The image wavered, swinging back and forth. Fazliu's shocked attention seemed to be shifting between the Vorkosigan brothers and their prisoner. Her fingertips floated briefly in view as her hand moved to cup her mouth.

"Actually, ma'am, you can help here," Lord Vorkosigan said, catching her eye. His expression was frighteningly neutral.

"What?" Fazliu asked incredulously, echoing Laisa's thoughts exactly.

"Sit… there," he directed. "Hold his hand, smile, and stay calm."

"He might be rude," Naismith observed. "You should warn her about that."

"Whatever he does, stay calm." Vorkosigan said firmly.

"Um…" Fazliu said in a small voice, half protesting.
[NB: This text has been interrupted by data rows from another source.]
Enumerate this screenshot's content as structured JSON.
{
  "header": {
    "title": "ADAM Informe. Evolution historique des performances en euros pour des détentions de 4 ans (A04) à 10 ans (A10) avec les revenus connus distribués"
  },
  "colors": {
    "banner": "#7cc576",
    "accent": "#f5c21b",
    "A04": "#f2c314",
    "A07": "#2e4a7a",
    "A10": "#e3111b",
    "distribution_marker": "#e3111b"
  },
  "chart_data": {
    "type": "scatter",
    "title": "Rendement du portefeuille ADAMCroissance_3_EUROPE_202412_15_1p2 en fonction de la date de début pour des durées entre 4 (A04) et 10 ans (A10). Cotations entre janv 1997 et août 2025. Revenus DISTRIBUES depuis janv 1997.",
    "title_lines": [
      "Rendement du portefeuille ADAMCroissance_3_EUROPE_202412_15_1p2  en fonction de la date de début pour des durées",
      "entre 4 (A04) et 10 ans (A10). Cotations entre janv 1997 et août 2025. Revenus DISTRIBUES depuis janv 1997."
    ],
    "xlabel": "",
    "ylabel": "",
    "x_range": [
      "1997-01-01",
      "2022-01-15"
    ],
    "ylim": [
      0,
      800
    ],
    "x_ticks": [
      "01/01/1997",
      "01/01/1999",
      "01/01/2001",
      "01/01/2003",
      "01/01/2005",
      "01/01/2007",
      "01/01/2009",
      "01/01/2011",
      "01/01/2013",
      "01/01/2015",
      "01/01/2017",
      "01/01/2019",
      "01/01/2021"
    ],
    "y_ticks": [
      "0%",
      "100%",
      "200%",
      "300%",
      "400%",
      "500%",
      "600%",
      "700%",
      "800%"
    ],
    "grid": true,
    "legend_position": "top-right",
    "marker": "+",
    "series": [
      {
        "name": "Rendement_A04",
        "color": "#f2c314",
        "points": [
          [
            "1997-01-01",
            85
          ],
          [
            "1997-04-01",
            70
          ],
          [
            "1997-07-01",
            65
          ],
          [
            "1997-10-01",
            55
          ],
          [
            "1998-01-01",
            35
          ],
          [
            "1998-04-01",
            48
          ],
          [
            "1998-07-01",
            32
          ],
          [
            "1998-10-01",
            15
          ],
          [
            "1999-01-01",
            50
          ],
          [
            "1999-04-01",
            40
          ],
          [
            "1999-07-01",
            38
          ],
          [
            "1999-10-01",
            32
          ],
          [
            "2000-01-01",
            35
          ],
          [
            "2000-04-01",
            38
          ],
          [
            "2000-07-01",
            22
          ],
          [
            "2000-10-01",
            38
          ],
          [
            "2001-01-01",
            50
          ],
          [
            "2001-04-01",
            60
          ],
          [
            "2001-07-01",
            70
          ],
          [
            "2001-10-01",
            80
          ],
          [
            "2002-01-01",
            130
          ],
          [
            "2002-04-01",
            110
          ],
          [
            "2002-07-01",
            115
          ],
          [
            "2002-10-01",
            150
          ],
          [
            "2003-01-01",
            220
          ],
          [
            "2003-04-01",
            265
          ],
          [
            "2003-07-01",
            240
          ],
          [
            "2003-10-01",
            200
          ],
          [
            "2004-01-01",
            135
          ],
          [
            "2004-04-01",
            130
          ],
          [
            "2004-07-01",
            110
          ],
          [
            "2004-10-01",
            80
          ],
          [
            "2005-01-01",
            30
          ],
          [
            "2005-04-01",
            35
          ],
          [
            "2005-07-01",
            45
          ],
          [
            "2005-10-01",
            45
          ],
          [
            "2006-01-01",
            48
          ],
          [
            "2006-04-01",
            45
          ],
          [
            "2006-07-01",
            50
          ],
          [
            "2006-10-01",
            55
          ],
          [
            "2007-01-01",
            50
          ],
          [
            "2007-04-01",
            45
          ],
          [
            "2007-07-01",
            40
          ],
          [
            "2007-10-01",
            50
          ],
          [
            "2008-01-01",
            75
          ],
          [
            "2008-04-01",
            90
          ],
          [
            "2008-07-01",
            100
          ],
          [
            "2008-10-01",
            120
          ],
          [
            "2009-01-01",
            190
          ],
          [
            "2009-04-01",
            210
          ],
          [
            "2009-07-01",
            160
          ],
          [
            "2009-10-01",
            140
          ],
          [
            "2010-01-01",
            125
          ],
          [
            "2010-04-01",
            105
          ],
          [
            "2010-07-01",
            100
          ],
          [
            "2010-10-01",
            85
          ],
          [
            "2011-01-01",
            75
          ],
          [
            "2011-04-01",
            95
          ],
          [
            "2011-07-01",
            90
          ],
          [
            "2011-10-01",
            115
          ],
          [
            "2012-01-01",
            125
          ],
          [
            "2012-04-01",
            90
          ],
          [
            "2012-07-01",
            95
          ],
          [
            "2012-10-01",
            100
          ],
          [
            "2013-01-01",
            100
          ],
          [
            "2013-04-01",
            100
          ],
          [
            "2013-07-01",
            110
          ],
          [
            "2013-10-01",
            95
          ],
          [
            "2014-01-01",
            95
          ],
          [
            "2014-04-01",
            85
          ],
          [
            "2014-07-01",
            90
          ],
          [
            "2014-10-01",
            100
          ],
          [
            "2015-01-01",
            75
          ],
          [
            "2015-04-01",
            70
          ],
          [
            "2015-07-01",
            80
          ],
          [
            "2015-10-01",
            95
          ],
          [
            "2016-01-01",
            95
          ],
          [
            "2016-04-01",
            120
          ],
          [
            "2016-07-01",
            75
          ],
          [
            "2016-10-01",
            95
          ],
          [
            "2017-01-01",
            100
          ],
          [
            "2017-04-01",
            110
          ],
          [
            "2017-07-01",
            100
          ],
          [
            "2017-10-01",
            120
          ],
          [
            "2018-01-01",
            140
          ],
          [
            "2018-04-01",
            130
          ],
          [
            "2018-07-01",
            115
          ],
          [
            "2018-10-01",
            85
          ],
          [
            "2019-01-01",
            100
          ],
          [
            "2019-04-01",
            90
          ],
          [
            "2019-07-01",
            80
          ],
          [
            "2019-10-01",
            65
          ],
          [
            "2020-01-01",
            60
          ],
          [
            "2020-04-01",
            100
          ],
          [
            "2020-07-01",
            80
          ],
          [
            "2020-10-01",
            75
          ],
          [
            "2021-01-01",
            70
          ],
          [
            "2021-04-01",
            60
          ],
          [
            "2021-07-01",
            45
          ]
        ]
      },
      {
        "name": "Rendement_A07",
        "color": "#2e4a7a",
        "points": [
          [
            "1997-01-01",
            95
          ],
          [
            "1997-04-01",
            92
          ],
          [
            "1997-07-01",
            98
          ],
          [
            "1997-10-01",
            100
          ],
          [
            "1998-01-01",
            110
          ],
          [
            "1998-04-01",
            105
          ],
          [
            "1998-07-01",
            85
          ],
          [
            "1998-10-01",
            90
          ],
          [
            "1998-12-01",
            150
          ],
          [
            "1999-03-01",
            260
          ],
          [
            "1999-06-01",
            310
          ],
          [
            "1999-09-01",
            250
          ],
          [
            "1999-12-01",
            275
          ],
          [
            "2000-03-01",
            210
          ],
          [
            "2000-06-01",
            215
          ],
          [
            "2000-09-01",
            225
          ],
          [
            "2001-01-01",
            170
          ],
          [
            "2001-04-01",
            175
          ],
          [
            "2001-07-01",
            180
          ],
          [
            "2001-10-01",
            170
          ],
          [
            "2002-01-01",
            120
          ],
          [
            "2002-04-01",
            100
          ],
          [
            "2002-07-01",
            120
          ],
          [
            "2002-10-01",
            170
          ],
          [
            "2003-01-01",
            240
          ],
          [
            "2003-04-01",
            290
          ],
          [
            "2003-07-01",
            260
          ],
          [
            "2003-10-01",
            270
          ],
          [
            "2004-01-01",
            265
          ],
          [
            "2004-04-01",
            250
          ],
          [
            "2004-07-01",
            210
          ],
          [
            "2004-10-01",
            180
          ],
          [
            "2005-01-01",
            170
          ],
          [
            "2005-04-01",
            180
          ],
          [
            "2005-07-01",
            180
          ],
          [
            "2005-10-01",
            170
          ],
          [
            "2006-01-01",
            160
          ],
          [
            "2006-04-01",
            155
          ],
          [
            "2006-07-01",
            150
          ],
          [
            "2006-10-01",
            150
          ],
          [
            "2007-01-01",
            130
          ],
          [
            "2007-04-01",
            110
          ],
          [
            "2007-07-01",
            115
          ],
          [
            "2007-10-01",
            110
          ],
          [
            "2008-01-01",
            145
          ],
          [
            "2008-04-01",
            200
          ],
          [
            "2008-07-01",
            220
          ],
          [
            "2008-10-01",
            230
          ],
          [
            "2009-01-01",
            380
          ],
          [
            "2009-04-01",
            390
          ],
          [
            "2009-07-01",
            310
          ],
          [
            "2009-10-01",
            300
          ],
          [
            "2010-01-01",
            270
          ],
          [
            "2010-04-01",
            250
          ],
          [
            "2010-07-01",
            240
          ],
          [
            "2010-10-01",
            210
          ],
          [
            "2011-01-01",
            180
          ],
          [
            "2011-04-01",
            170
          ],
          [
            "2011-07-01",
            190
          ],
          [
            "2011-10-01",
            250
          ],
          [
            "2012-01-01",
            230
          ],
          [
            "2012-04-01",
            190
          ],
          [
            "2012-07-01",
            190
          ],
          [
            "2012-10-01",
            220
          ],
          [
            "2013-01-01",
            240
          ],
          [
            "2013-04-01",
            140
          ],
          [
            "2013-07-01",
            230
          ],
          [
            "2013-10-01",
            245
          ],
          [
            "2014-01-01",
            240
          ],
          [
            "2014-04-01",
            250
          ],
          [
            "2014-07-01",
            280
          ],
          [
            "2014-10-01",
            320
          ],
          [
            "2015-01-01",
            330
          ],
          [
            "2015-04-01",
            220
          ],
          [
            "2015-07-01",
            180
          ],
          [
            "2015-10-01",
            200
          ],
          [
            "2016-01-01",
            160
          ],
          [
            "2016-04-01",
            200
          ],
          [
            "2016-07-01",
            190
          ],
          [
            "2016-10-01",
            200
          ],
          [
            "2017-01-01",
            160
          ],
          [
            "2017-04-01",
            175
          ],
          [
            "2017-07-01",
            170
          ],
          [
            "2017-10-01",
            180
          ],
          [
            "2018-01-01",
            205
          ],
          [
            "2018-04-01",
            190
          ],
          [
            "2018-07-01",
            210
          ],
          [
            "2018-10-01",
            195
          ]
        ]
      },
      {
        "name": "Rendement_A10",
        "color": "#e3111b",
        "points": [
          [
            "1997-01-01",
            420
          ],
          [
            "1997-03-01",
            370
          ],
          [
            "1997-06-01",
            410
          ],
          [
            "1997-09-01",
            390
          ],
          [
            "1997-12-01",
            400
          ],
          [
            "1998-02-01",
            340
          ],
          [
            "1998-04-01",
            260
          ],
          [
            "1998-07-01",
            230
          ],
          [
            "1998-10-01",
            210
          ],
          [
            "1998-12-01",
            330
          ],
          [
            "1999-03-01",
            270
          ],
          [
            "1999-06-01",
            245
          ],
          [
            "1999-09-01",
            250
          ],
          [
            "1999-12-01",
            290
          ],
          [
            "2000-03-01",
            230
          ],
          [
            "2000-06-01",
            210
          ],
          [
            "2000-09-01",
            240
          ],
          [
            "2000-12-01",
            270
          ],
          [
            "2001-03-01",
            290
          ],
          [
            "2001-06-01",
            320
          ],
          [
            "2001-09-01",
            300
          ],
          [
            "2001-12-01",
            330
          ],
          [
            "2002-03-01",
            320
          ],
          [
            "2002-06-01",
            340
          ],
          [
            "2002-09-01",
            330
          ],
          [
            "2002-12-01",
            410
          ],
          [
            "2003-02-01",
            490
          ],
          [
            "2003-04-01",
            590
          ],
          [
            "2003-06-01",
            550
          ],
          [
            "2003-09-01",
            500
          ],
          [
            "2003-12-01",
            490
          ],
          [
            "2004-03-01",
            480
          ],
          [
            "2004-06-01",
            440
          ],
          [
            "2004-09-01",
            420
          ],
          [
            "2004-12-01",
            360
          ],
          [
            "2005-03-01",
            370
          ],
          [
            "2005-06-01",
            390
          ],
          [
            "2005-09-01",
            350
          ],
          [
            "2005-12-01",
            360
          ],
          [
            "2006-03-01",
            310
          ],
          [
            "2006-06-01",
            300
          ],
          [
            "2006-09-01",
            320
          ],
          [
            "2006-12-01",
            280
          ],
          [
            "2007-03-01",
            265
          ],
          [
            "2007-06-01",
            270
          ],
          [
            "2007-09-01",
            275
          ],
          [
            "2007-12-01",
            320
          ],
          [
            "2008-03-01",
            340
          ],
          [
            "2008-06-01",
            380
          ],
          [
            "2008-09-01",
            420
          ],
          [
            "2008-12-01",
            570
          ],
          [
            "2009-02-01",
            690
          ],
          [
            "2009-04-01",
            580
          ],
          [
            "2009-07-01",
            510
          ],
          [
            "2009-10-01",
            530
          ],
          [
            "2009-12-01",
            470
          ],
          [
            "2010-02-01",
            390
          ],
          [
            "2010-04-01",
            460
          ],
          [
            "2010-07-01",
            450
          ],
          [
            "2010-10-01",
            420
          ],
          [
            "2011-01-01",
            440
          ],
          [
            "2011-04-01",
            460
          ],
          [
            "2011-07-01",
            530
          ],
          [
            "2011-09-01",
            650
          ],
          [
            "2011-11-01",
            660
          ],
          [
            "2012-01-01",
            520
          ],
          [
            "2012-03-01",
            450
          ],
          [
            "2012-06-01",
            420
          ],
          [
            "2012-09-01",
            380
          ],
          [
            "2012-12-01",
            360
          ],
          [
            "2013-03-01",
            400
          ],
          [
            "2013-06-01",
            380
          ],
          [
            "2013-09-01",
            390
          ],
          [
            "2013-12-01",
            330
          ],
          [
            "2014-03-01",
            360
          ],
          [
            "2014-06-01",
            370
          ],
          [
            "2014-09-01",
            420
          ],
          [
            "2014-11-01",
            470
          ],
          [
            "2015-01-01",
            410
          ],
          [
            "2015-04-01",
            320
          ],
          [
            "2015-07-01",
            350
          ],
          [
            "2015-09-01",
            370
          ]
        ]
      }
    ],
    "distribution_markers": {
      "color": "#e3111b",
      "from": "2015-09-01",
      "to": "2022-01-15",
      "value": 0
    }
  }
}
Her hand became visible as it reached out and took the prisoner's limp hand tentatively.

The Komarran's expression was very strange, and he didn't seem to be entirely aware of his surroundings. Eventually his eyes glazed over slightly, his breathing becoming less panicked and more even.

"Can you hear me?" Lord Vorkosigan asked the question softly, but the accent that came out of his mouth was utterly unfamiliar. It was pure Komarran, with the hint of an Equinox Dome brogue. He remained kneeling behind the man's head, out of sight.

"Yes…" the prisoner mumbled.

"We've just put you back together again. What's your name?" There was idle curiosity in Vorkosigan's tone, but no malice.

"Antonin," The prisoner said. He tried to choke back a giggle, but it flowed out like water, hiccupy and high-pitched.

"What is your full name?" Vorkosigan repeated calmly.

"Paoli. Antonin Paoli."

"Where were you born, Antonin?"

"I was born in Tunis," he said.

"Was your father Komarran?"

"Ya. And mum." The man nodded.

"Who are you working for right now?" Vorkosigan asked.

"Obis called a bunch of the old crowd. Felt them out first, then said he had the cash and the backing to take Komarr back, for real. Moretti too. You could feel history happening, right there, those two working together. He found some mercs, but he didn't tell them he was going for the whole thing." Paoli giggled harder. "Barrayarans can't stop us. They'll be gooone. Can't stop the people."

"Who gave the money to Obis?"

The Komarran giggled some more. "Cash, toys, I don't know. We prove we can take the fucking fascists, no one will dare mess with us. The occupation's all built on lies, and they can't handle the truth about themselves." He blinked. "You're pretty, lady. How'd you like to be first..."

"Stop," the Auditor said swiftly. The man stopped, mouth agape, staring at Fazliu with a puppylike expression on his face. "Where are you holding the Barrayaran Emperor?"

"I don't know exactly. Ninth floor somewhere. Around there." Vorkosigan exchanged a look with his brother. Both looked peculiarly exasperated.

"Milady," Galeni said. "Admiral Lord Vorventa is here to see you."

She brushed some hair from her face, turned her head, and there he was.